La Dre Bérard et ses collègues de l’Université de Montréal et du CHU
Sainte-Justine ont mené leur étude à partir de données de la cohorte
des grossesses du Québec et ils se sont penchés sur 145.456 enfants,
de leur conception à l’âge de 10 ans. En plus de renseignements sur
l’utilisation des antidépresseurs par la mère et le diagnostic
d’autisme chez l’enfant, les données englobaient un ensemble de
détails qui ont permis à l’équipe de quantifier les effets précis
des médicaments antidépresseurs. Par exemple, certaines personnes
sont génétiquement prédisposées à l’autisme par des antécédents
familiaux.Un risque accru de 87 %
L’âge de la mère et la dépression sont des
composantes potentiellement associées à l’apparition de l’autisme,
tout comme certains facteurs socioéconomiques telle la pauvreté, et
l’équipe a été en mesure de prendre tous ces éléments en compte. "Nous
avons défini l’exposition aux antidépresseurs comme 'au moins une
ordonnance d’antidépresseurs remplie pendant le deuxième ou le
troisième trimestre de la grossesse'. Nous avons choisi cette
période parce que c’est pendant celle-ci que le cerveau du bébé
franchit une étape cruciale de son développement", indique la
professeure. "Parmi tous les enfants sur lesquels portait
l’étude, nous avons ensuite retenu ceux chez qui une forme d’autisme
avait été diagnostiquée en vérifiant les dossiers médicaux faisant
état d’autisme infantile, d’autisme atypique, du syndrome d’Asperger
ou d’un trouble envahissant du développement. Enfin, nous avons
recherché une association entre les deux groupes d’enfants et nous
en avons trouvé une très importante : un risque accru de 87 %. Les
résultats sont demeurés inchangés lorsque nous nous sommes
uniquement penchés sur les enfants chez qui le diagnostic avait été
posé par des spécialistes tels des psychiatres ou des neurologues".
6 à 10 % des femmes enceintes sous
antidépresseurs
Ces conclusions revêtent une importance
capitale, puisque de 6 à 10 % des femmes enceintes se voient
actuellement prescrire des antidépresseurs pour soigner une
dépression. Dans l’étude de la Dre Bérard, 1054 enfants ont reçu un
diagnostic d’autisme (0,72 % de l’échantillon) à l’âge de 4,5 ans en
moyenne. En outre, l’incidence de l’autisme chez les enfants a
augmenté, passant de 4 pour 10 000 enfants en 1966 à 100 pour 10 000
enfants aujourd’hui. Bien que cet accroissement puisse être
attribuable à une détection améliorée et à des critères de
diagnostic élargis de ce trouble, les chercheurs estiment que des
facteurs environnementaux jouent également un rôle. "Sur le plan
biologique, il est plausible que les antidépresseurs engendrent
l’autisme s’ils sont utilisés pendant la période de développement du
cerveau du fœtus, puisque la sérotonine entre en jeu dans de
nombreux processus développementaux prénataux et postnataux, y
compris la division cellulaire, la migration des neurones, la
différenciation cellulaire et la synaptogénèse, soit la création des
liens entre les cellules du cerveau, précise Anick Bérard. Certaines
classes d’antidépresseurs comme les ISRS agissent en inhibant la
production de sérotonine, ce qui entrave la capacité du cerveau de
se développer entièrement dans l’utérus".

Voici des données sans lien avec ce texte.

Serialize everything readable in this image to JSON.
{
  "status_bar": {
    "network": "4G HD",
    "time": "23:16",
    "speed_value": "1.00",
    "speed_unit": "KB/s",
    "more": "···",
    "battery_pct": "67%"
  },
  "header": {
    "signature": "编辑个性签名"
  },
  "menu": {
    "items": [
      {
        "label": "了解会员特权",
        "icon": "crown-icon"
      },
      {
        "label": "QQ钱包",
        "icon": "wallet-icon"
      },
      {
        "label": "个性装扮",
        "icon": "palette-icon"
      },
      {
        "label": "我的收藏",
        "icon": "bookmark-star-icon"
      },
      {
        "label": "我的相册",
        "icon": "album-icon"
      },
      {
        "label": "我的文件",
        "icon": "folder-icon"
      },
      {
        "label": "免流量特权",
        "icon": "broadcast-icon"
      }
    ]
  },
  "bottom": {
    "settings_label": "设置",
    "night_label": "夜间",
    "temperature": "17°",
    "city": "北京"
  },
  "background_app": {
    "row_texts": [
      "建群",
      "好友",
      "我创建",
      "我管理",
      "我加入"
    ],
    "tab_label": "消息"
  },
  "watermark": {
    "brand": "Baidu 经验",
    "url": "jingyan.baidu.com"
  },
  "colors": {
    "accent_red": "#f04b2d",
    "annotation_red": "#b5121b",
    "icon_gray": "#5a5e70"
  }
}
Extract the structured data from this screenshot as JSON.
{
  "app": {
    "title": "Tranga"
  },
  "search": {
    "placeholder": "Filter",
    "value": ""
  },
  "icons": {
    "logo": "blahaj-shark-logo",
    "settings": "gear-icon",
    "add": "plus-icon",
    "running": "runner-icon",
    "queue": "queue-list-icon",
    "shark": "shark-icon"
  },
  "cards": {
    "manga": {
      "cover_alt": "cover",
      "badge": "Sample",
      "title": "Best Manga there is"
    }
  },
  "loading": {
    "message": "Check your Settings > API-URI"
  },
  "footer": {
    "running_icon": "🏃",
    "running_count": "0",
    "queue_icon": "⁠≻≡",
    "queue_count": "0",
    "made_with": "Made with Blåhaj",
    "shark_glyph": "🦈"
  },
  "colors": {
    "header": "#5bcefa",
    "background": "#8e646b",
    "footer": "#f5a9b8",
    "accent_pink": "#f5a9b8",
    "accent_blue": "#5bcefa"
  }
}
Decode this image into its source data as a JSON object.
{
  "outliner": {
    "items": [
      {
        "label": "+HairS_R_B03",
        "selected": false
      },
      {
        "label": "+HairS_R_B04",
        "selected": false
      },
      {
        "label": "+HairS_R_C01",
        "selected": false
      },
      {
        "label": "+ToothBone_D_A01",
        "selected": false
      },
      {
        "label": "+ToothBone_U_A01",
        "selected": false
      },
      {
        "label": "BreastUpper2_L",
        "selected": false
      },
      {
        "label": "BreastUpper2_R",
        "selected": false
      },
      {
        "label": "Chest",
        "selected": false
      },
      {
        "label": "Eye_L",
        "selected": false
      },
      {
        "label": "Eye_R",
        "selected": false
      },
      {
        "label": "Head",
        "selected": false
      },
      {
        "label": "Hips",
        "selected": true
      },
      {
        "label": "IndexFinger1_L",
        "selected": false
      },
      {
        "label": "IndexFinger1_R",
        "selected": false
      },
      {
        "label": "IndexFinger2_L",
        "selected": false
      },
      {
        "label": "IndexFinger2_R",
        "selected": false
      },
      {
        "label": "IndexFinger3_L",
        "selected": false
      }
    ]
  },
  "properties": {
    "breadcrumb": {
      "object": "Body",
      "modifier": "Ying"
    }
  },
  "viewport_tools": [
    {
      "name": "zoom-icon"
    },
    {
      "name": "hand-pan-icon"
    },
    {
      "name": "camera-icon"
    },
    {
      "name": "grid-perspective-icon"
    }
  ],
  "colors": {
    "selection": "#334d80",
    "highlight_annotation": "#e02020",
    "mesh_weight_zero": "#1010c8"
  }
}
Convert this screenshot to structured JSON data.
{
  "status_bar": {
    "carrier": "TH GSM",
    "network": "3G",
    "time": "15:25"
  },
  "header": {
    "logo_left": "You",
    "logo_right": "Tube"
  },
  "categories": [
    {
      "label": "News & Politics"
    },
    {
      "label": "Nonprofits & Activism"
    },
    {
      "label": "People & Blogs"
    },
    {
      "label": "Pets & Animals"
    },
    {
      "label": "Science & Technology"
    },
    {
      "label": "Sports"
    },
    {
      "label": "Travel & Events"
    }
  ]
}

L’Organisation mondiale de la santé relève que la dépression
représentera la deuxième cause de décès en 2020, ce qui fait croire
aux chercheurs que les antidépresseurs continueront sans doute
d’être largement prescrits, y compris pendant la grossesse. "Notre
travail contribue à enrichir la compréhension des effets
neurodéveloppementaux à long terme, sur les enfants, des
antidépresseurs lorsqu’ils sont utilisés pendant la grossesse. Mieux
cerner les répercussions de ces médicaments est une priorité en
matière de santé publique, compte tenu de leur utilisation répandue",
conclut Anick Bérard.
Source principale :
Antidepressant Use During Pregnancy and the Risk of Autism Spectrum
Disorder in Children, Jama Pediatrics,
doi:10.1001/jamapediatrics.2015.3356.